Support for bit manipulation includes a variety of bit-shifting operations useful for many audio compression algorithms and the ability to test and set bits individually.

For any application, whether DSP-oriented or not, processor selection requires consideration of such issues as processor speed, cost, ease of use, time to market, and on-chip peripherals. Choosing a DSP processor, however, requires attention to several additional factors, among which is an assessment of the processor's ability to maintain adequate accuracy during numeric computations. Two factors that affect this ability are the processor's computational format—fixed-point or floating-point—and its data word width.

The choice of a fixed- or floating-point processor is often one of the first determinations that must be made in narrowing the field of candidate processors. The decision is based in part on the application's requirements for precision and dynamic range. Floating-point processors provide higher dynamic range, because they represent numbers as a fractional value plus an exponent, rather than just as an integer or fractional value (as fixed-point processors do).

Floating-point data formats, the norm in general-purpose central processing units, are rare in DSPs; the vast majority of DSP processors designed, manufactured, and sold today are fixed-point processors. This is because fixed-point processors are cheaper and more energy efficient than their floating-point cousins. But these benefits come at the expense of software complexity.

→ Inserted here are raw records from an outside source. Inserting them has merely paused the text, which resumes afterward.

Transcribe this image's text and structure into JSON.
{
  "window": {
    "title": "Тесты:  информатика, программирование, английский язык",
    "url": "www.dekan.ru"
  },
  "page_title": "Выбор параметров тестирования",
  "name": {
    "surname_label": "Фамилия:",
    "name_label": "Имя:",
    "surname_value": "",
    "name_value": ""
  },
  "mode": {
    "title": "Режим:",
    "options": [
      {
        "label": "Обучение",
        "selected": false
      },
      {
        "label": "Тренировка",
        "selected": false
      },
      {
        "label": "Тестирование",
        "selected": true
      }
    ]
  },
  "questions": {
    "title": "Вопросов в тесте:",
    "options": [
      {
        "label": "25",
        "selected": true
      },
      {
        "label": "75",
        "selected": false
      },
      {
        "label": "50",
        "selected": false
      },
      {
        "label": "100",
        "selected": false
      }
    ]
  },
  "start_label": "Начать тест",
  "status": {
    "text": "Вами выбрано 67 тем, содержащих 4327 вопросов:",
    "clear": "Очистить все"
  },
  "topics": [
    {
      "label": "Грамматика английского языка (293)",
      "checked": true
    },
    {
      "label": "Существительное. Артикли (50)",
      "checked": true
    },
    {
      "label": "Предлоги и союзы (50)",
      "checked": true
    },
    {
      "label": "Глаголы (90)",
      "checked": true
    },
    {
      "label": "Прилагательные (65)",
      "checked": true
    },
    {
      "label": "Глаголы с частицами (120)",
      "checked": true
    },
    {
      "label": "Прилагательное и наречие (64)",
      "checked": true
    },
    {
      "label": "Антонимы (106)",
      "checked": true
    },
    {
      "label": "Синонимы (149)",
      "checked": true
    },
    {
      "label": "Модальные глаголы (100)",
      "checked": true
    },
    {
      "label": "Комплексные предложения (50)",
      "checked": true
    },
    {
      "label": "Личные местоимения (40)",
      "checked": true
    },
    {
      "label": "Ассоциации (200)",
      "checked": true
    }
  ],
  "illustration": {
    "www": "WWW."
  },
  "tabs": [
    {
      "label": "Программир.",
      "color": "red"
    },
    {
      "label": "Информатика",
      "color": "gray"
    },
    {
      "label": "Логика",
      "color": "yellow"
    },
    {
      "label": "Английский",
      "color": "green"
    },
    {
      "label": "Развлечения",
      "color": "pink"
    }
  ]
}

Implementing an application using floating-point arithmetic is simpler because the programmer usually need not be concerned with issues related to numeric fidelity, such as overflow and saturation. Also, some applications simply cannot be efficiently implemented with a fixed-point processor. Here, the choice is relatively simple: the designer can use one of the very few available floating-point DSPs or possibly a general-purpose CPU. For many applications, however, it is possible to use either data format, so the question becomes one of trading off the benefits of ease of software development, which often influences time-to-market, against chip cost and power consumption.

The next factor to be weighed is the data word width necessary to implement the application. In general, wider data words translate into better numeric fidelity—but also into higher memory usage, higher chip cost, and possibly higher power consumption. In floating-point processors, no choice needs to be made: all current floating-point DSP processors use 32-bit data word sizes.

Most fixed-point processors, on the other hand, use 16-bit data words, though a few have 20- or 24-bit word widths. For applications needing high numeric fidelity, such as hi-fi audio, 16 bits is often insufficient or impractical. Thus, these applications often use a fixed-point DSP processor with a larger word width, or, if power and cost are not tightly constrained, a floating-point processor. —J.E & J.B.